インスタグラムは近々、インフルエンサーがスポンサー関係にあるビジネスの投稿をする際に「XXX(ブランド名)とのタイアップ投稿」という文言を表示する仕組みを試験導入する。ウェブメディアで広告記事に「PR」表記を入れる義務があるように、近年のSNSのビジネス利用の増加を受けて、いわゆるステマ投稿をなくすための動きとみられる。
インスタグラマーは専用のタグ付け機能を使い、ブランドから報酬をもらった投稿に対して“タイアップ投稿タグ”の表示をつけることができる。“タイアップ投稿タグ”表示のついた投稿では、投稿を依頼したブランド側もインフルエンサーの投稿インサイト(分析)画面へアクセスできる。まずは試験導入によってフィードバックを集めることに注力するため、ごく少数のアカウントを対象にツールを提供するが、数カ月以内のサービス拡大を図るという。今回の狙いについて、インスタグラムのポール・ウェブスター(Paul Webster)=アジア太平洋プロダクトマーケティングマネジャーに話を聞いた。
WWDジャパン(以下、WWD):今回の“タイアップ投稿タグ”導入の背景は?
ポール・ウェブスター=アジア太平洋プロダクトマーケティングマネジャー(以下、ウェブスター):インスタグラムでは、コミュニティーにおける透明性を常に重要視してきました。今回の発表の背景には、現在800万を超えるビジネスアカウントがインスタグラムを使用していることがあります。昨年フェイスブックで導入した「ブランドコンテンツに関する取り組み」で得た知見を活かし、インスタグラムでもタイアップ投稿に対する機能を導入するのにふさわしい時期と判断しました。
WWD:インフルエンサーが投稿に“タイアップ投稿タグ”を入れるのは任意か?
ウェブスター:今回はあくまで試験導入として、フィードバックを得ることが目的。現段階でタグ付けするかどうかはクリエイター(インフルエンサー)の裁量にゆだねられます。今回のテストパートナーからのフィードバックを踏まえ、義務付けを含むガイドラインを今後発表する予定です。
WWD: 導入によってSNS市場の何が変わると考えるか?
ウェブスター:今回発表したツールを通じ、ブランドコンテンツの透明性をより明確にしたいと考えています。事前のヒアリングでは、協業関係にあるビジネスパートナーのタグ付けや投稿コンテンツのインサイト閲覧は双方のメリットになるという声がありました。今回はまだ試みの第一歩であり、フィードバックをもとに改良を進めていく段階です。

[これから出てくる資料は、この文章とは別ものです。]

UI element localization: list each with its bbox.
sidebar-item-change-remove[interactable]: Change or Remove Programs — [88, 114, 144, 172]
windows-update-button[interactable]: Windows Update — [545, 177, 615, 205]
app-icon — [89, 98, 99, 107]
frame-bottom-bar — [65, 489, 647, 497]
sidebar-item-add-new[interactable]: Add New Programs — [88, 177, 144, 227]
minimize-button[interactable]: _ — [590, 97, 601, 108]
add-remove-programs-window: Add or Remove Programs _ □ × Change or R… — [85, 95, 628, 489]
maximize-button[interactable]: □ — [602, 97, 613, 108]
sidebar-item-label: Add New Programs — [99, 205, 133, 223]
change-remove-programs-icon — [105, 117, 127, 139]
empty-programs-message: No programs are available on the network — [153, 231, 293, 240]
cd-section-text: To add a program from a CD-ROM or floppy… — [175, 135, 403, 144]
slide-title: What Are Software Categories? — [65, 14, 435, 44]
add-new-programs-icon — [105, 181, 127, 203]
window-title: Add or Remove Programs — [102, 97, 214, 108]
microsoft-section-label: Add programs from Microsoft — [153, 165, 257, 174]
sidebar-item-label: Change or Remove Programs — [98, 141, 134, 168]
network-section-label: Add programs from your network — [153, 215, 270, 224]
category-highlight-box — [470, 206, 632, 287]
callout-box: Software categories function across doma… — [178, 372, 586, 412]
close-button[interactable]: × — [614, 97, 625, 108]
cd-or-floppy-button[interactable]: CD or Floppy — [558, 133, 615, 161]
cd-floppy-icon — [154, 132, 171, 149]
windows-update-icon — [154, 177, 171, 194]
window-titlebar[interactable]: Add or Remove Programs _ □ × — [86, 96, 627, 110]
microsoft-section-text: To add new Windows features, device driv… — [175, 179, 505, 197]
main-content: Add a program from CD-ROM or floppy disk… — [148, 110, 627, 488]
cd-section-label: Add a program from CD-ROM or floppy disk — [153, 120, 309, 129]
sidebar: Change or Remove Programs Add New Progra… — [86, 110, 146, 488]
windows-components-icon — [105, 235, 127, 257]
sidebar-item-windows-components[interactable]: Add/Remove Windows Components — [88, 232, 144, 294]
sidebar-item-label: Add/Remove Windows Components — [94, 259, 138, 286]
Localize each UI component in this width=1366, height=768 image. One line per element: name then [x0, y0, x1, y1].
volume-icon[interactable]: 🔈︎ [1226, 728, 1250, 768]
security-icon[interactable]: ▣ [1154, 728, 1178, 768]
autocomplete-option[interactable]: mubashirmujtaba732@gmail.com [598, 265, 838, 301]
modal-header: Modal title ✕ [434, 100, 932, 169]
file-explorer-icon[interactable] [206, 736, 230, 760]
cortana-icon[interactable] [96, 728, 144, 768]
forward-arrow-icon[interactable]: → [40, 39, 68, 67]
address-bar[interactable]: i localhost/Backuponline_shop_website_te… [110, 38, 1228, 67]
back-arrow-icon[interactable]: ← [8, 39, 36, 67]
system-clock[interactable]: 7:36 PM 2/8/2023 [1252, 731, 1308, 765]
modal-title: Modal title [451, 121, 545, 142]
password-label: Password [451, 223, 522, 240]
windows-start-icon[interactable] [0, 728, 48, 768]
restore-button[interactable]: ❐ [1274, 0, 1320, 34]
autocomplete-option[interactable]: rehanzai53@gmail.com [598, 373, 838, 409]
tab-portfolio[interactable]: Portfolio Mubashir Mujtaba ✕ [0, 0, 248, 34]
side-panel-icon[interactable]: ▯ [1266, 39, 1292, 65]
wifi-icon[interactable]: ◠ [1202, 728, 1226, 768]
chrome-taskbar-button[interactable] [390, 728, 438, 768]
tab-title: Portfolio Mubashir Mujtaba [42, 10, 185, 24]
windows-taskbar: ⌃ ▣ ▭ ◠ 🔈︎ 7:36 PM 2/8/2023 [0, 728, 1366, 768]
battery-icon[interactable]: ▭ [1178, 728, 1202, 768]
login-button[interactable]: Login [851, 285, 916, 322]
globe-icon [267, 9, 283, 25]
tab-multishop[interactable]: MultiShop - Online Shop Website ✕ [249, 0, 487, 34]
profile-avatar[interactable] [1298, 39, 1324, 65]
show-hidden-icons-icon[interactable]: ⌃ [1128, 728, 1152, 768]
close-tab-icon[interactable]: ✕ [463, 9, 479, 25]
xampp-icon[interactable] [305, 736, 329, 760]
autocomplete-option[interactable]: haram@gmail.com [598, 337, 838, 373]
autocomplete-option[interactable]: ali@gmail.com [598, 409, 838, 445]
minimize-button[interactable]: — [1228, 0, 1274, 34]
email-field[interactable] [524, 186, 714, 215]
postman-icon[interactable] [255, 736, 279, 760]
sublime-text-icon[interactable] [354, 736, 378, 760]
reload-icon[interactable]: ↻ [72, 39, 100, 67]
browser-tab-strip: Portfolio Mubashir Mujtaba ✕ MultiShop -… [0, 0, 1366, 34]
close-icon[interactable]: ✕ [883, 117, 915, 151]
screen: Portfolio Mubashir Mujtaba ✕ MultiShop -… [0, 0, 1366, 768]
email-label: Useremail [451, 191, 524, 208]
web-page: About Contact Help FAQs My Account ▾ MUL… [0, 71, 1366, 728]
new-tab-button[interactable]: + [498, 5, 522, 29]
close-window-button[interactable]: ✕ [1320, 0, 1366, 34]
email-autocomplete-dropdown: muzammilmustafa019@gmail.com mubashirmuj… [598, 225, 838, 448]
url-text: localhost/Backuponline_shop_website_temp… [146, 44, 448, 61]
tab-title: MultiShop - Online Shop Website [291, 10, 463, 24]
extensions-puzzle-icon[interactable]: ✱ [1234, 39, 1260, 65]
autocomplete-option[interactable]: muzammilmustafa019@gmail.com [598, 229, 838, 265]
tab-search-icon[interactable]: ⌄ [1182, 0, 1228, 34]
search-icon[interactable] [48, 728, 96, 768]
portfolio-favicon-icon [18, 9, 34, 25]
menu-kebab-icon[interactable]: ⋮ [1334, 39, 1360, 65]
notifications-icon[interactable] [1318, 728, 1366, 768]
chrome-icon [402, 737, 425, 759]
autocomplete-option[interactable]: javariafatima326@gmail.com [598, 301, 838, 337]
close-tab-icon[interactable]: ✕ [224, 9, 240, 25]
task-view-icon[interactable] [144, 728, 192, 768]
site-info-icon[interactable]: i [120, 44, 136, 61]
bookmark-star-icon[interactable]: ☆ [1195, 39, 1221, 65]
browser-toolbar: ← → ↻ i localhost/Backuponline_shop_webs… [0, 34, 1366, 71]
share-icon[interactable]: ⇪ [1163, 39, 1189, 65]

WWD:広告以外のビジネス利用(投稿の依頼やギフティングなど)について、インスタグラムとしてはどのような見解か。
ウェブスター:クリエイターとビジネスアカウント間の提携は、インスタグラムにおける体験の中で重要な役割を担っています。今回発表した“タイアップ投稿タグ”により、これらの関係性や性質がより明確化され、コミュニティーの利益になると考えています。
WWD:ファッション業界におけるインスタグラムの潮流について、どう見ているか。
ウェブスター:ファッション業界は最も早い段階からインスタグラムを取り入れ、クリエイティブに使いこなしてきたコミュニティーの一つ。先にも述べたように、クリエイターとビジネスアカウント間の提携はインスタグラムというプラットフォームにおいて不可欠な存在であり、それはファッション業界についても同様です。
WWD:今後のSNS活用ビジネスの展望は?
ウェブスター:今回の発表は、インスタグラム上のブランドコンテンツに関する透明性を高めるための第一歩です。利用者とビジネスアカウントにとって最大の価値を生み出せるよう、まずはクリエイターやビジネスアカウントへの周知、フィードバックの収集に注力します。